By Anna Toker M.D.~
Colon cancer is a leading cause of cancer death in the US. It usually affects people over the age of 45, and it seldom has symptoms in the early stages.
But colon cancer in the early stages is curable, and so the goal of a cancer prevention program is to screen patients BEFORE symptoms appear.
There are two main screening tests used currently: a colonoscopy, and the Cologuard stool sample testing. One test requires a bowel prep and a trip to the hospital; the other is a mail-away poop kit. Both are covered by insurance as screening tests.
The choice may seem obvious to you: Why have a procedure when a non-invasive approach is available?
Like everything else in the medical world, the answer is in the fine print of your insurance contract.
The dirty little secret is insurance companies will pay for colon cancer screening tests but will NOT pay for a diagnostic test for a high index of suspicion for cancer. Such is the case for patients found to have a positive Cologuard study.
So, if you have a screening colonoscopy, you must do a bowel prep and you must come to the hospital. Yes, the test is invasive. But the procedure can prevent cancer by removing polyps at the time of the screening test. Insurance covers all this once every 10 years for average-risk patients.
The at-home Cologuard requires none of the prep or inconvenience of the hospital procedure. It looks for genetic material shed by colon polyps or cancer into the poop, but cannot tell the difference between a polyp and cancer. There is a false negative rate, and you need to repeat the test every two years.
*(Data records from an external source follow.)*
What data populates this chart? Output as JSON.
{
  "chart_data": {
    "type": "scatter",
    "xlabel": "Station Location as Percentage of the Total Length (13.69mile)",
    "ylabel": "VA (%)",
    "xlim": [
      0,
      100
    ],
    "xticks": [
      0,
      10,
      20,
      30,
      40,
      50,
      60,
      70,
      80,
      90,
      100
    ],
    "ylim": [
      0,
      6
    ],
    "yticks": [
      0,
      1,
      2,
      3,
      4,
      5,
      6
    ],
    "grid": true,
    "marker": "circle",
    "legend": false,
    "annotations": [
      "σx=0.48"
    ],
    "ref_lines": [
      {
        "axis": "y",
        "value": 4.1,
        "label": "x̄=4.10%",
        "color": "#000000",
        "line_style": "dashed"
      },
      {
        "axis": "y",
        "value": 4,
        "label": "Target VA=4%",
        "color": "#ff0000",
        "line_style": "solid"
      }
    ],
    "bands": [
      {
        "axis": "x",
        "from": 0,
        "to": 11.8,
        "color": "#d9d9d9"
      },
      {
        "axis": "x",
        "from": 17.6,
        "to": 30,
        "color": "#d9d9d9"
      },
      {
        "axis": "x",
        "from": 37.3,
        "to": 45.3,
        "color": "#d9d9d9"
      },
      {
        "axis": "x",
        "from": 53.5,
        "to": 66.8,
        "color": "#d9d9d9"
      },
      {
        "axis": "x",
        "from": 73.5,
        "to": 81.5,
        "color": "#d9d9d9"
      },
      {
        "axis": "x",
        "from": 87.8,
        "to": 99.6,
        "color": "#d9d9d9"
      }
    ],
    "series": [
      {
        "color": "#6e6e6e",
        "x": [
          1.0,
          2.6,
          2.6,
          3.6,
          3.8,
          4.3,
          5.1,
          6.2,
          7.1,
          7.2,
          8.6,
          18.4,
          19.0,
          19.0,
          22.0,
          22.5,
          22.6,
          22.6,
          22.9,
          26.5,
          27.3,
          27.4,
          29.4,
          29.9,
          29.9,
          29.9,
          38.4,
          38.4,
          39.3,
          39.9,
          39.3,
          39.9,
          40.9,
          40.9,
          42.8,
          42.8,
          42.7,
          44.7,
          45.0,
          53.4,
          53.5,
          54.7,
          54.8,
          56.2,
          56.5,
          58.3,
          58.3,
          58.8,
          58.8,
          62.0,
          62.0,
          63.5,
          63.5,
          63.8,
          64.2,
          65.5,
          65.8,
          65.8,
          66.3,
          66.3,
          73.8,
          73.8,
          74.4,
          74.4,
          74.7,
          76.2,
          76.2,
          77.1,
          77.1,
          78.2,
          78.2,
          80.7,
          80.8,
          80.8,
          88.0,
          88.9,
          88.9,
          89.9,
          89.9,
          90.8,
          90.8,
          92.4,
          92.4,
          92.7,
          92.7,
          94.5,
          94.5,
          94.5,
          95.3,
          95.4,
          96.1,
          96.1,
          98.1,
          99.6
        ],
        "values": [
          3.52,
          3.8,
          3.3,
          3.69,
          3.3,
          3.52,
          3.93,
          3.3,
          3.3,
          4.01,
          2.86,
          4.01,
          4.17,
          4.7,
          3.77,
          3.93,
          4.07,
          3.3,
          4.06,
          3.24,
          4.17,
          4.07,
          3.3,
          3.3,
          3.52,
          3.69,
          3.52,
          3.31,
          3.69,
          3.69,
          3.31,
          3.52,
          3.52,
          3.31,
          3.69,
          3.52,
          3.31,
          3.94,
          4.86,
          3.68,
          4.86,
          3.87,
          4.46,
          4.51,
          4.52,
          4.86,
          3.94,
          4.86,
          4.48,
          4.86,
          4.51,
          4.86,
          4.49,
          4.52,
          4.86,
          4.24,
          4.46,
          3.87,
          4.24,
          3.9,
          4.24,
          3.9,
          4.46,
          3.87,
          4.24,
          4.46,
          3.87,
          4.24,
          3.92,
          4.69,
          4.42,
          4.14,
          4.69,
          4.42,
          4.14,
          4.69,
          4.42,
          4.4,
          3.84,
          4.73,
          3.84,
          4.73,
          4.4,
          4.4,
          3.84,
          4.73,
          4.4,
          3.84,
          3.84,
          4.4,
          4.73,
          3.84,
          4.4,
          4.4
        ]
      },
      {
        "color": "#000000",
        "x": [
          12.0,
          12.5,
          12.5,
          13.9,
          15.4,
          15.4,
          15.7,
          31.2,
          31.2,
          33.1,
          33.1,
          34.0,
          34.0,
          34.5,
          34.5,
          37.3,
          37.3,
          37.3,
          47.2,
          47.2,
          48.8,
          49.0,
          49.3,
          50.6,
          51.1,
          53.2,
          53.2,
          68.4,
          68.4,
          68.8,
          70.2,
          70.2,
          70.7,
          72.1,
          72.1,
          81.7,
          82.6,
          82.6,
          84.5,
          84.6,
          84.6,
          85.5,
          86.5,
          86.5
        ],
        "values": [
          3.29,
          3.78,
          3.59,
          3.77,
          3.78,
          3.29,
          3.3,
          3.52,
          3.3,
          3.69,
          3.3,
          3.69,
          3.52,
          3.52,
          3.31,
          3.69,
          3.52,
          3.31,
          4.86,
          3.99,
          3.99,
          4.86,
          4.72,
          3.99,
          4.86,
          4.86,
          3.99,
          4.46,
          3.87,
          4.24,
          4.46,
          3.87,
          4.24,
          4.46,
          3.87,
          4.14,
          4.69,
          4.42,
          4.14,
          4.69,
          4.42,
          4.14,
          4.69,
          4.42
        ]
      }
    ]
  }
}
What’s more, the Cologuard test also has a false positive rate. In total, 40% of patients will have a positive Cologuard. So, if the Cologuard test has a positive result, the patient will have to confirm the result with a diagnostic colonoscopy. 10% of the time, the colonoscopy will be normal.
This cost will hit your deductible, co-pays, and out-of-pocket expenses. While the ease of a Cologuard benefits 60% of patients, the financial aspect of this screening approach benefits the insurance company 100% of the time.
The Cologuard test is a good pre-screening test, but until the cost burden shifts off the shoulders of the patient for positive tests, I will continue to encourage my patients to go the full Monty. Just have a real colonoscopy.